China and Australia signed a MoU on bilateral Antarctic cooperation
China and Australia a MoU on bilateral Antarctic cooperation will exchange data and personnel.
China and Australia on 18 November 2014 signed a memorandum of understanding (MoU) on bilateral Antarctic cooperation. The MoU was signed in the presence of the President of China Xi Jinping and Prime Minister of Australia Tony Abbott in Hobart, Australia’s gateway to Antarctica.
President of China Xi Jinping is on three nation tour to Australia, New Zealand and Fiji with Australia being the first leg of his visit.
Details of the MoU
• Both the countries will exchange data and personnel which will further enhance cooperation in scientific research activities.

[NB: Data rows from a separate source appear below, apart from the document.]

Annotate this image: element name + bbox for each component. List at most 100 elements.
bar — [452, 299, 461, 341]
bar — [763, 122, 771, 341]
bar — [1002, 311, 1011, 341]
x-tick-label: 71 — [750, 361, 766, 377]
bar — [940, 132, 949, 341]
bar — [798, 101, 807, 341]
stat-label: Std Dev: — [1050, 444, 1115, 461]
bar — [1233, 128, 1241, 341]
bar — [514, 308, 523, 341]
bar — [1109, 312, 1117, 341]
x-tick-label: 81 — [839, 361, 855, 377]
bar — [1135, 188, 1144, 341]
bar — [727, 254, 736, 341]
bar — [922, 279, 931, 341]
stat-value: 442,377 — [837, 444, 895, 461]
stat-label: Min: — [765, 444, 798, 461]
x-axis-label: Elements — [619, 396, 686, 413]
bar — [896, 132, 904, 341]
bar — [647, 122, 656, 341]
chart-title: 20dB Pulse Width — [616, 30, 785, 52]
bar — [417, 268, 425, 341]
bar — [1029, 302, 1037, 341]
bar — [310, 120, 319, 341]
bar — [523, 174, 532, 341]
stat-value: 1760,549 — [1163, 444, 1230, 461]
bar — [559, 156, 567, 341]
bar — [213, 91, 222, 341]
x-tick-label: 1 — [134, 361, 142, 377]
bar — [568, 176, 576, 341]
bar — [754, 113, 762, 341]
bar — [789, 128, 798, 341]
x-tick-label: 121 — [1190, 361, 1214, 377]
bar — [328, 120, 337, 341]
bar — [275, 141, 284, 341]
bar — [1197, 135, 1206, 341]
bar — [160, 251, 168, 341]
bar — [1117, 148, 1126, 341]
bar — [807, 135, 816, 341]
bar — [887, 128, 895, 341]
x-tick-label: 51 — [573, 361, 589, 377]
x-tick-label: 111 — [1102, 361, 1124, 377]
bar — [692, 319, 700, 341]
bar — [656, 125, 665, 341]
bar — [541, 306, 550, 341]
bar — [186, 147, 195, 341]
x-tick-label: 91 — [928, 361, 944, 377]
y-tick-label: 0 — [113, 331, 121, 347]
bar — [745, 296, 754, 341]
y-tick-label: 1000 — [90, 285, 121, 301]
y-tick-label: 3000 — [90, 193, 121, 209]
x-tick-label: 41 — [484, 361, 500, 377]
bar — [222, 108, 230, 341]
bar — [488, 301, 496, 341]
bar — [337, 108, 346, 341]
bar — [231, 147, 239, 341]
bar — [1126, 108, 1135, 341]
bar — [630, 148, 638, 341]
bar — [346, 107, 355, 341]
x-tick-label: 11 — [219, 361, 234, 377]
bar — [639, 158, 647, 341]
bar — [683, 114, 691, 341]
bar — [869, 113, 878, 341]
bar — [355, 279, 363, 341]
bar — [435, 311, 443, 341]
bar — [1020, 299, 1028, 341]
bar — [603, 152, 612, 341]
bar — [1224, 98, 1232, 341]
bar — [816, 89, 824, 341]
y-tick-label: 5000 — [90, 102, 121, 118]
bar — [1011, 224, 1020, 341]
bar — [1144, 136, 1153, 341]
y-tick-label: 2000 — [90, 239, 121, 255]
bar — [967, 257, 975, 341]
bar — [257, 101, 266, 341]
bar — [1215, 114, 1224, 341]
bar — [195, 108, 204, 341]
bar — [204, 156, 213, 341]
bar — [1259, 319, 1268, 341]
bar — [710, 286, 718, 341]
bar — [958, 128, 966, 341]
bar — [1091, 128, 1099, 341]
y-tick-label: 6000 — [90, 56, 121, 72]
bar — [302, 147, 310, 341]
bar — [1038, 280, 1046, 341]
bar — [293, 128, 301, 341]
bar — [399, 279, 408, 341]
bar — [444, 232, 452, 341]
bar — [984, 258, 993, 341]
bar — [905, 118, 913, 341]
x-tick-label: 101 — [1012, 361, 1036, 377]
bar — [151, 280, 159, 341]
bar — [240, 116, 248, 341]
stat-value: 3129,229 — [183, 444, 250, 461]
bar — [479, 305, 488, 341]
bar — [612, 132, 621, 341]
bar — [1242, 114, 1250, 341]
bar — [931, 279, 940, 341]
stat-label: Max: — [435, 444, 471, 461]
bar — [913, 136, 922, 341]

• Both the countries will be supportive to each other in logistics and emergency and rescue. It also raises the hope on conservation and food security in Antarctica region.
• A platform for Antarctic official and academic exchanges will be established, under which Australia will be a gateway to Antarctica.
• A joint committee to be established by both the countries will meet every two years once and will oversee the cooperation and a mechanism for environmental, policy, scientific and operational collaboration in Antarctica.
China at present has four research stations in Antarctica region including the last research station Taishan that was opened in 2014. It is planning to open the fifth one also. On the other hand Australia has three research stations.
Approximately 30 nations operate permanent research stations in Antarctica, including the US, China, Russia, Australia, Britain, France and Argentina.
The signing of MoU has raised hopes for agreement on conservation and food security in the resource-rich Antarctica region.
Natural resources in the Antarctic region include massive oil reserves. These oil reserves in the Ross Sea area are estimated to be second only to oil-rich Saudi Arabia. Besides, the region also boasts of rich reserves of fish and krill.
At the Conservation of Antarctic Marine Living Resources (CCAMLR) meeting in Perth, Australia in October 2014, the differences in approach to issues of food security and marine life conservation in the region got exposed with China, Russia on one side and the EU, US and Australia on the other.